In a CFO, a bankruptcy-remote special purpose entity (the "CFO Issuer") purchases (or acquires directly) and holds a diversified portfolio of Investments. To finance the purchase, the CFO Issuer issues tranches of Securities secured by these assets. The majority of the Securities issued are debt instruments, with only a small portion consisting of equity in the CFO Issuer. Each tranche (other than the junior most tranche) has a seniority or priority over the other tranches, with "tighter" collateral quality tests that when triggered divert all interest and principal proceeds that would otherwise be allocable to more junior tranches to only the more senior tranches. This tranched capital structure allows an investor in the Securities to determine its preferred risk/return investment and an opportunity in the junior CDO tranches for enhanced returns due to the leveraged structure of the CFO.
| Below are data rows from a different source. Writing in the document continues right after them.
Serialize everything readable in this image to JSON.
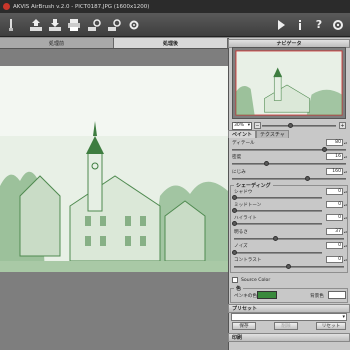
{
  "window": {
    "title": "AKVIS AirBrush v.2.0 - PICT0187.JPG (1600x1200)"
  },
  "toolbar": {
    "buttons": [
      "brush-tool",
      "open",
      "save",
      "print",
      "settings-a",
      "settings-b",
      "settings-c"
    ],
    "right_buttons": [
      "run",
      "about",
      "help",
      "settings"
    ]
  },
  "view_tabs": {
    "before": "処理前",
    "after": "処理後"
  },
  "navigator": {
    "title": "ナビゲータ",
    "zoom": "30%"
  },
  "settings": {
    "tab_paint": "ペイント",
    "tab_texture": "テクスチャ",
    "detail_label": "ディテール",
    "detail_value": "80",
    "density_label": "密度",
    "density_value": "16",
    "blur_label": "にじみ",
    "blur_value": "160",
    "shading_title": "シェーディング",
    "shadow_label": "シャドウ",
    "shadow_value": "0",
    "midtone_label": "ミッドトーン",
    "midtone_value": "0",
    "highlight_label": "ハイライト",
    "highlight_value": "0",
    "brightness_label": "明るさ",
    "brightness_value": "37",
    "noise_label": "ノイズ",
    "noise_value": "0",
    "contrast_label": "コントラスト",
    "contrast_value": "0",
    "source_color_label": "Source Color",
    "color_title": "色",
    "pencil_color_label": "ペンキの色",
    "background_label": "背景色",
    "pencil_color": "#3a8a3d"
  },
  "presets": {
    "title": "プリセット",
    "save": "保存",
    "delete": "削除",
    "reset": "リセット"
  },
  "print": {
    "title": "印刷"
  }
}
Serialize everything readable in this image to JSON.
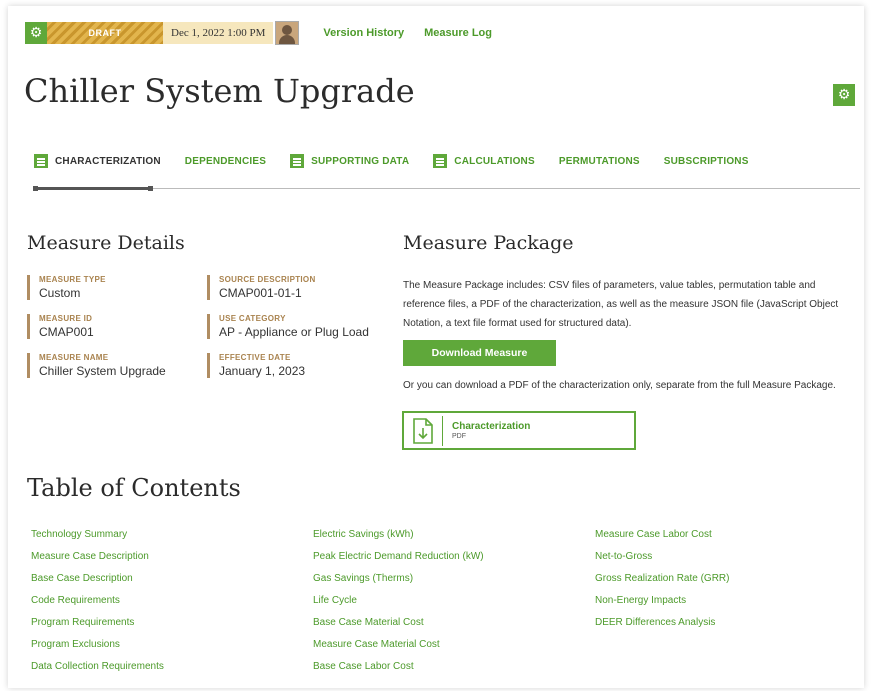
{
  "topbar": {
    "status_label": "DRAFT",
    "date": "Dec 1, 2022 1:00 PM",
    "links": [
      "Version History",
      "Measure Log"
    ]
  },
  "page_title": "Chiller System Upgrade",
  "tabs": [
    {
      "label": "CHARACTERIZATION",
      "icon": "list-icon",
      "active": true
    },
    {
      "label": "DEPENDENCIES",
      "icon": null,
      "active": false
    },
    {
      "label": "SUPPORTING DATA",
      "icon": "list-icon",
      "active": false
    },
    {
      "label": "CALCULATIONS",
      "icon": "list-icon",
      "active": false
    },
    {
      "label": "PERMUTATIONS",
      "icon": null,
      "active": false
    },
    {
      "label": "SUBSCRIPTIONS",
      "icon": null,
      "active": false
    }
  ],
  "measure_details": {
    "title": "Measure Details",
    "fields": [
      {
        "label": "MEASURE TYPE",
        "value": "Custom"
      },
      {
        "label": "SOURCE DESCRIPTION",
        "value": "CMAP001-01-1"
      },
      {
        "label": "MEASURE ID",
        "value": "CMAP001"
      },
      {
        "label": "USE CATEGORY",
        "value": "AP - Appliance or Plug Load"
      },
      {
        "label": "MEASURE NAME",
        "value": "Chiller System Upgrade"
      },
      {
        "label": "EFFECTIVE DATE",
        "value": "January 1, 2023"
      }
    ]
  },
  "measure_package": {
    "title": "Measure Package",
    "description": "The Measure Package includes: CSV files of parameters, value tables, permutation table and reference files, a PDF of the characterization, as well as the measure JSON file (JavaScript Object Notation, a text file format used for structured data).",
    "download_label": "Download Measure",
    "or_text": "Or you can download a PDF of the characterization only, separate from the full Measure Package.",
    "file": {
      "name": "Characterization",
      "type": "PDF"
    }
  },
  "toc": {
    "title": "Table of Contents",
    "columns": [
      [
        "Technology Summary",
        "Measure Case Description",
        "Base Case Description",
        "Code Requirements",
        "Program Requirements",
        "Program Exclusions",
        "Data Collection Requirements"
      ],
      [
        "Electric Savings (kWh)",
        "Peak Electric Demand Reduction (kW)",
        "Gas Savings (Therms)",
        "Life Cycle",
        "Base Case Material Cost",
        "Measure Case Material Cost",
        "Base Case Labor Cost"
      ],
      [
        "Measure Case Labor Cost",
        "Net-to-Gross",
        "Gross Realization Rate (GRR)",
        "Non-Energy Impacts",
        "DEER Differences Analysis"
      ]
    ]
  },
  "colors": {
    "accent": "#5fa83a",
    "link": "#4c9a2a",
    "label": "#a9834f",
    "draft": "#e2b54d"
  }
}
Credit enhancement in the CFO is provided through overcollateralization, primarily through eligibility criteria and concentration limits. The rating agency methodologies in certain transactions have (at least in part) required that Investments be seasoned for some minimum tenor and that they be sponsored by fund managers ("Sponsors") with a history of favorable performance. In addition, the rating agencies have required concentrations around "diversity" of Investment by style (i.e., early/late stage venture, buy-out, mezzanine, special situation, etc.), by industry and by commitment "vintages." In addition, one pre-crisis CFO even had an unusual two-tier overcollateralization test that became more stringent if a trailing 12 month-volatility of the portfolio test exceeded certain specified levels. As with similar asset classes, the rating agency requirements for CFOs will inevitably change and evolve as the agencies gain more experience with them.
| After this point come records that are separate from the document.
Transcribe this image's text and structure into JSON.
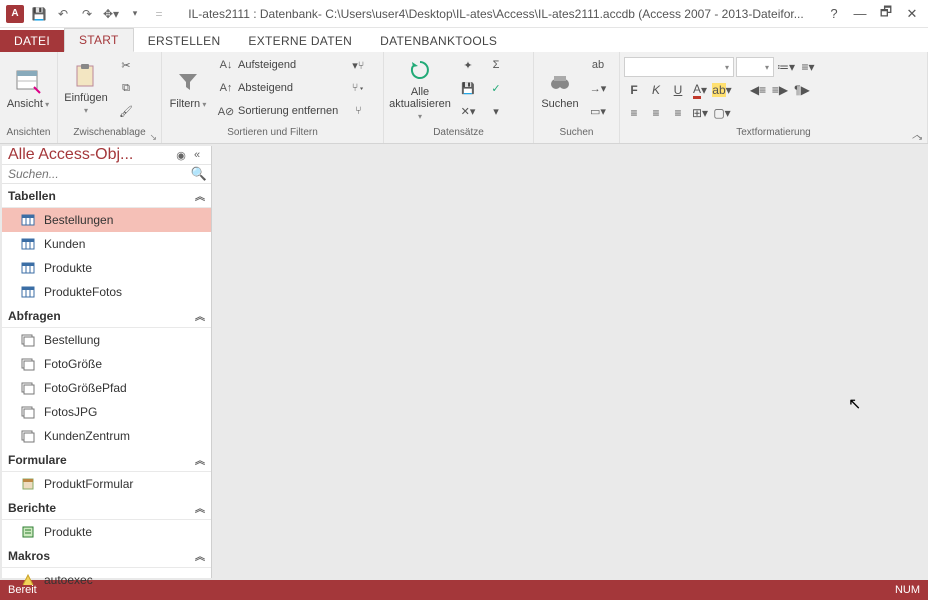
{
  "titlebar": {
    "title": "IL-ates2111 : Datenbank- C:\\Users\\user4\\Desktop\\IL-ates\\Access\\IL-ates2111.accdb (Access 2007 - 2013-Dateifor..."
  },
  "tabs": {
    "file": "DATEI",
    "items": [
      "START",
      "ERSTELLEN",
      "EXTERNE DATEN",
      "DATENBANKTOOLS"
    ],
    "active_index": 0
  },
  "ribbon": {
    "ansichten": {
      "label": "Ansichten",
      "ansicht": "Ansicht"
    },
    "zwischenablage": {
      "label": "Zwischenablage",
      "einfuegen": "Einfügen"
    },
    "sortfilter": {
      "label": "Sortieren und Filtern",
      "filtern": "Filtern",
      "aufsteigend": "Aufsteigend",
      "absteigend": "Absteigend",
      "sort_entfernen": "Sortierung entfernen"
    },
    "datensaetze": {
      "label": "Datensätze",
      "alle_akt": "Alle\naktualisieren"
    },
    "suchen": {
      "label": "Suchen",
      "suchen": "Suchen"
    },
    "textfmt": {
      "label": "Textformatierung"
    }
  },
  "nav": {
    "title": "Alle Access-Obj...",
    "search_placeholder": "Suchen...",
    "categories": [
      {
        "key": "tabellen",
        "label": "Tabellen",
        "items": [
          "Bestellungen",
          "Kunden",
          "Produkte",
          "ProdukteFotos"
        ],
        "icon": "table",
        "selected_index": 0
      },
      {
        "key": "abfragen",
        "label": "Abfragen",
        "items": [
          "Bestellung",
          "FotoGröße",
          "FotoGrößePfad",
          "FotosJPG",
          "KundenZentrum"
        ],
        "icon": "query"
      },
      {
        "key": "formulare",
        "label": "Formulare",
        "items": [
          "ProduktFormular"
        ],
        "icon": "form"
      },
      {
        "key": "berichte",
        "label": "Berichte",
        "items": [
          "Produkte"
        ],
        "icon": "report"
      },
      {
        "key": "makros",
        "label": "Makros",
        "items": [
          "autoexec"
        ],
        "icon": "macro"
      }
    ]
  },
  "statusbar": {
    "left": "Bereit",
    "right": "NUM"
  }
}
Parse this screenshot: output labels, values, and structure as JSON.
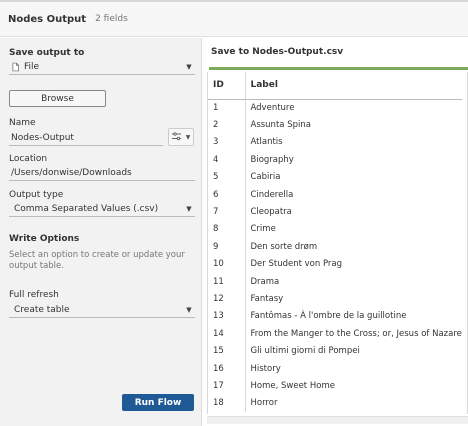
{
  "header": {
    "title": "Nodes Output",
    "fields": "2 fields"
  },
  "left": {
    "save_output_label": "Save output to",
    "save_output_value": "File",
    "browse_label": "Browse",
    "name_label": "Name",
    "name_value": "Nodes-Output",
    "location_label": "Location",
    "location_value": "/Users/donwise/Downloads",
    "output_type_label": "Output type",
    "output_type_value": "Comma Separated Values (.csv)",
    "write_options_label": "Write Options",
    "write_options_hint": "Select an option to create or update your output table.",
    "full_refresh_label": "Full refresh",
    "full_refresh_value": "Create table",
    "run_label": "Run Flow"
  },
  "preview": {
    "title": "Save to Nodes-Output.csv",
    "columns": [
      "ID",
      "Label"
    ],
    "rows": [
      [
        "1",
        "Adventure"
      ],
      [
        "2",
        "Assunta Spina"
      ],
      [
        "3",
        "Atlantis"
      ],
      [
        "4",
        "Biography"
      ],
      [
        "5",
        "Cabiria"
      ],
      [
        "6",
        "Cinderella"
      ],
      [
        "7",
        "Cleopatra"
      ],
      [
        "8",
        "Crime"
      ],
      [
        "9",
        "Den sorte drøm"
      ],
      [
        "10",
        "Der Student von Prag"
      ],
      [
        "11",
        "Drama"
      ],
      [
        "12",
        "Fantasy"
      ],
      [
        "13",
        "Fantômas - À l'ombre de la guillotine"
      ],
      [
        "14",
        "From the Manger to the Cross; or, Jesus of Nazareth"
      ],
      [
        "15",
        "Gli ultimi giorni di Pompei"
      ],
      [
        "16",
        "History"
      ],
      [
        "17",
        "Home, Sweet Home"
      ],
      [
        "18",
        "Horror"
      ]
    ]
  }
}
CFOs contain two primary structuring challenges. First, since many Investments will not have specified or consistent periodic payments (and may themselves be leveraged with senior secured and mezzanine debt), the dividends and other distributions on such Investments are difficult to predict and model. Thus, the capital structure of the CFO Issuer cannot not include significant current interest or other payment obligations (i.e., the CFO Issuer must issue zero coupon Securities) or must include a liquidity facility, cash flow swap or other similar arrangement to "smooth" cash flows to ensure timely payment of CFO liabilities. In addition, the typical private equity Investment requires an investor (in this case, the CFO Issuer) to commit to make capital contributions to the Investment in a maximum amount from time to time when called. As a result, unless such Investment is fully funded prior to being acquired by the CFO Issuer, the capital structure of the CFO must include available capital with sufficient flexibility (such as a revolving credit facility or a delay-draw tranche) to allow the CFO Issuer to make the required capital contributions.
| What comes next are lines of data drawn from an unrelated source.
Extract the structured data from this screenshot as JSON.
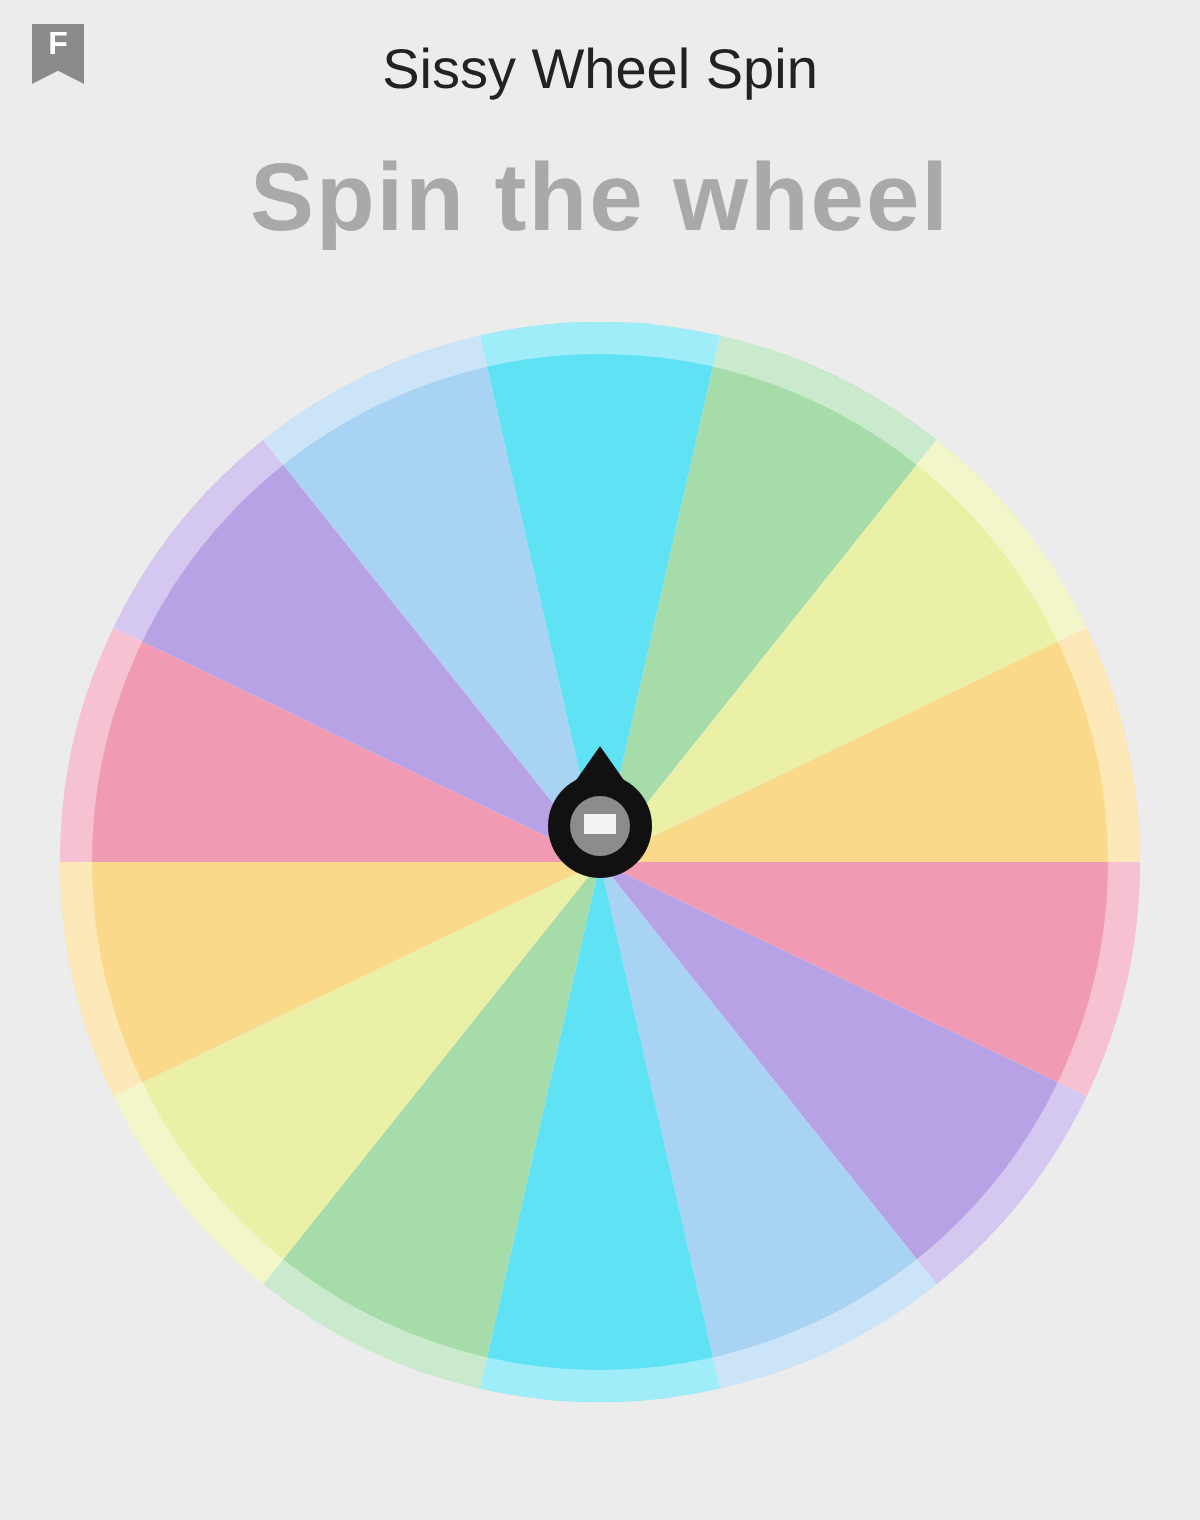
{
  "app_badge": {
    "letter": "F"
  },
  "window": {
    "title": "Sissy Wheel Spin"
  },
  "heading": "Spin the wheel",
  "wheel": {
    "segments": [
      {
        "color": "#5fe2f4"
      },
      {
        "color": "#a6dcaa"
      },
      {
        "color": "#eaf0a6"
      },
      {
        "color": "#fbd98a"
      },
      {
        "color": "#f19ab3"
      },
      {
        "color": "#b8a2e6"
      },
      {
        "color": "#a9d3f3"
      },
      {
        "color": "#5fe2f4"
      },
      {
        "color": "#a6dcaa"
      },
      {
        "color": "#eaf0a6"
      },
      {
        "color": "#fbd98a"
      },
      {
        "color": "#f19ab3"
      },
      {
        "color": "#b8a2e6"
      },
      {
        "color": "#a9d3f3"
      }
    ]
  }
}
Coming out of the financial crisis, we are seeing increased interest in CFOs. Fund Investors are attracted to the diversification of funding source, as well as the potential for longer term financing availability in the capital markets compared to the bank markets. CFOs allow such Fund Investors to realign their portfolios, freeing up capacity for additional Investments with favored Sponsors or rebalancing portfolios to desired Investment styles, industries or vintages. In addition, CFOs may offer certain institutional Fund Investors an opportunity for regulatory capital relief, as an Investment portfolio can be "exchanged" for CFO Securities that in the aggregate require such Fund Investor to hold less capital under applicable regulatory requirements since the senior tranches will be highly rated. Although we do not currently see an active market for the equity portion of CFOs, if it were to develop, CFOs could certainly provide an alternative liquidation solution to the more standard portfolio secondary sale. While we do not forecast a major uptick in the CFO market in the latter half of 2013, we do expect issuance to gradually increase to its pre-crisis levels, as investors look for attractive and more tailored opportunities. We see this as a positive for the market generally, as they offer increased liquidity, diversification and the potential to improve the transparency of their underlying Investment markets.